The rest of the movie chronicles the evolving happiness of Jane and Jimmy John as members of the family. Jimmy John battles mightily against his physical disabilities to become a boy scout and at the end of the movie he achieves his ambition to be an Eagle Scout. Jane wants badly to go to the school formal dance but the family hasn’t the money for a formal dress until all the children tell their parents to return the Christmas gifts they just received to pay for the dress. But when the night of dance arrives Jane’s date is “sick.” Actually, it’s known that his mother has ordered him not to go because she considers Jane’s background too questionable. George responds by going to the boy’s house and appeals to the parents to think of the broken heart of a young girl. The father orders his son to go to the dance and shouts at his wife to shut up.

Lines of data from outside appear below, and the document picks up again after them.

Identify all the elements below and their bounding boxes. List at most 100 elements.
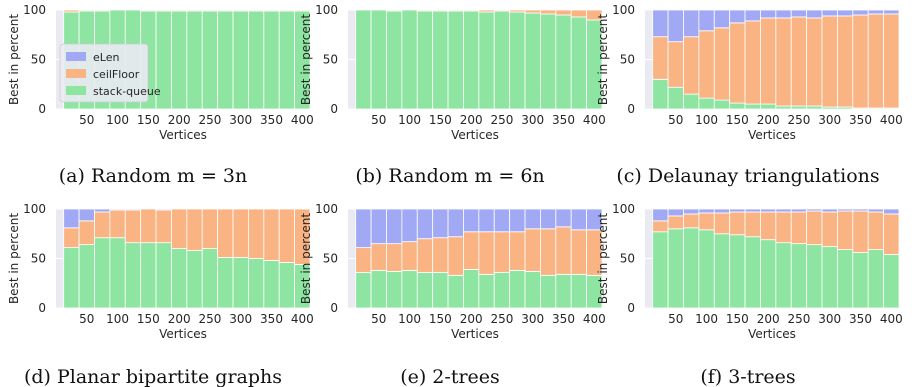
bar-stack-queue-75 bbox=[94, 237, 111, 309]
bar-stack-queue-225 bbox=[478, 273, 495, 309]
bar-eLen-175 bbox=[744, 9, 761, 22]
bar-ceilFloor-250 bbox=[201, 9, 219, 12]
x-tick-label: 300 bbox=[229, 113, 252, 127]
bar-eLen-175 bbox=[447, 208, 464, 238]
y-tick-label: 50 bbox=[31, 252, 46, 266]
y-tick-label: 100 bbox=[315, 202, 338, 216]
bar-ceilFloor-75 bbox=[386, 9, 403, 12]
bar-ceilFloor-275 bbox=[806, 210, 823, 246]
bar-stack-queue-200 bbox=[463, 10, 480, 110]
bar-stack-queue-25 bbox=[652, 231, 669, 309]
bar-ceilFloor-100 bbox=[401, 241, 418, 271]
x-tick-label: 200 bbox=[168, 113, 191, 127]
x-tick-label: 350 bbox=[552, 113, 575, 127]
bar-ceilFloor-300 bbox=[524, 228, 541, 272]
bar-stack-queue-375 bbox=[278, 262, 296, 309]
x-tick-label: 50 bbox=[79, 113, 94, 127]
x-tick-label: 350 bbox=[552, 312, 575, 326]
bar-stack-queue-225 bbox=[478, 11, 495, 110]
bar-stack-queue-25 bbox=[63, 247, 80, 309]
bar-ceilFloor-125 bbox=[416, 238, 434, 273]
bar-eLen-300 bbox=[524, 208, 541, 230]
bar-stack-queue-25 bbox=[355, 271, 372, 309]
bar-ceilFloor-50 bbox=[78, 9, 95, 12]
bar-eLen-150 bbox=[432, 208, 449, 239]
bar-stack-queue-250 bbox=[790, 243, 808, 309]
chart-panel-f: 0 50 100 50 100 150 200 250 300 350 400 Vertices Bes… bbox=[596, 202, 903, 387]
x-tick-label: 200 bbox=[460, 113, 483, 127]
bar-eLen-100 bbox=[401, 208, 418, 243]
x-tick-label: 400 bbox=[291, 113, 314, 127]
bar-stack-queue-250 bbox=[493, 271, 511, 309]
panel-caption: (c) Delaunay triangulations bbox=[616, 165, 879, 187]
bar-ceilFloor-325 bbox=[248, 9, 265, 12]
bar-stack-queue-225 bbox=[775, 242, 792, 309]
bar-stack-queue-200 bbox=[463, 268, 480, 309]
bar-eLen-75 bbox=[94, 208, 111, 213]
x-axis-label: Vertices bbox=[451, 128, 499, 142]
bar-stack-queue-175 bbox=[155, 242, 172, 309]
bar-ceilFloor-250 bbox=[493, 9, 511, 12]
bar-ceilFloor-350 bbox=[555, 9, 572, 16]
bar-stack-queue-125 bbox=[416, 10, 434, 110]
y-tick-label: 0 bbox=[330, 301, 338, 315]
bar-ceilFloor-100 bbox=[698, 30, 715, 99]
x-tick-label: 150 bbox=[137, 113, 160, 127]
x-tick-label: 100 bbox=[398, 113, 421, 127]
x-tick-label: 300 bbox=[521, 113, 544, 127]
bar-ceilFloor-375 bbox=[278, 208, 296, 263]
bar-stack-queue-300 bbox=[524, 12, 541, 110]
bar-stack-queue-275 bbox=[509, 11, 526, 110]
x-tick-label: 350 bbox=[849, 113, 872, 127]
bar-ceilFloor-150 bbox=[432, 237, 449, 273]
x-tick-label: 400 bbox=[880, 312, 903, 326]
bar-ceilFloor-150 bbox=[729, 22, 746, 104]
bar-stack-queue-375 bbox=[867, 249, 885, 309]
bar-ceilFloor-75 bbox=[94, 9, 111, 12]
bar-ceilFloor-400 bbox=[883, 13, 900, 109]
x-tick-label: 200 bbox=[757, 312, 780, 326]
bar-ceilFloor-350 bbox=[263, 9, 280, 12]
y-tick-label: 100 bbox=[23, 3, 46, 17]
bar-eLen-275 bbox=[806, 9, 823, 19]
bar-ceilFloor-25 bbox=[355, 247, 372, 273]
bar-eLen-125 bbox=[124, 208, 142, 211]
bar-eLen-100 bbox=[109, 208, 126, 211]
bar-ceilFloor-175 bbox=[155, 209, 172, 244]
bar-eLen-375 bbox=[570, 208, 588, 231]
bar-stack-queue-200 bbox=[760, 239, 777, 309]
bar-ceilFloor-50 bbox=[370, 243, 387, 271]
x-tick-label: 100 bbox=[695, 312, 718, 326]
chart-panel-c: 0 50 100 50 100 150 200 250 300 350 400 Vertices Bes… bbox=[596, 3, 903, 187]
x-tick-label: 100 bbox=[106, 312, 129, 326]
bar-stack-queue-175 bbox=[744, 103, 761, 110]
x-tick-label: 350 bbox=[849, 312, 872, 326]
bar-ceilFloor-200 bbox=[463, 231, 480, 270]
bar-stack-queue-225 bbox=[186, 250, 203, 309]
bar-ceilFloor-50 bbox=[667, 215, 684, 230]
bar-stack-queue-400 bbox=[883, 254, 900, 309]
bar-eLen-325 bbox=[540, 208, 557, 230]
x-tick-label: 50 bbox=[371, 312, 386, 326]
bar-stack-queue-100 bbox=[401, 9, 418, 110]
x-tick-label: 350 bbox=[260, 113, 283, 127]
x-tick-label: 400 bbox=[583, 113, 606, 127]
bar-eLen-250 bbox=[790, 208, 808, 213]
bar-eLen-250 bbox=[493, 208, 511, 233]
bar-ceilFloor-275 bbox=[806, 17, 823, 107]
bar-ceilFloor-150 bbox=[729, 211, 746, 236]
bar-ceilFloor-125 bbox=[713, 212, 731, 235]
x-tick-label: 50 bbox=[371, 113, 386, 127]
panel-caption: (d) Planar bipartite graphs bbox=[24, 366, 282, 387]
bar-eLen-50 bbox=[370, 208, 387, 245]
bar-stack-queue-75 bbox=[683, 93, 700, 110]
y-tick-label: 50 bbox=[620, 252, 635, 266]
bar-eLen-200 bbox=[760, 208, 777, 213]
bar-eLen-125 bbox=[416, 208, 434, 240]
bar-eLen-100 bbox=[698, 9, 715, 32]
bar-ceilFloor-50 bbox=[667, 41, 684, 88]
bar-stack-queue-100 bbox=[698, 97, 715, 110]
panel-caption: (b) Random m = 6n bbox=[355, 165, 544, 187]
y-axis-label: Best in percent bbox=[7, 213, 21, 304]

The movie ends with George and Anna granted a night of blessed solitude while the children are staying with friends.
As I’m sure you can tell from my description this is a wildly sentimental movie. But if this doesn’t terminally violate the viewer’s notion of what a movie consists of, then it is also an entertaining feel-good movie. Seeing good intentioned adults helping neglected and troubled children and reclaiming them from loneliness is pretty bracing stuff, especially if it’s done with humor and at least a little indication that problems will exist.
Well, if it’s good enough for Camera Girl then I’ll recommend it for good-hearted women and their much suffering husbands. Definitely a good husband-wife date movie.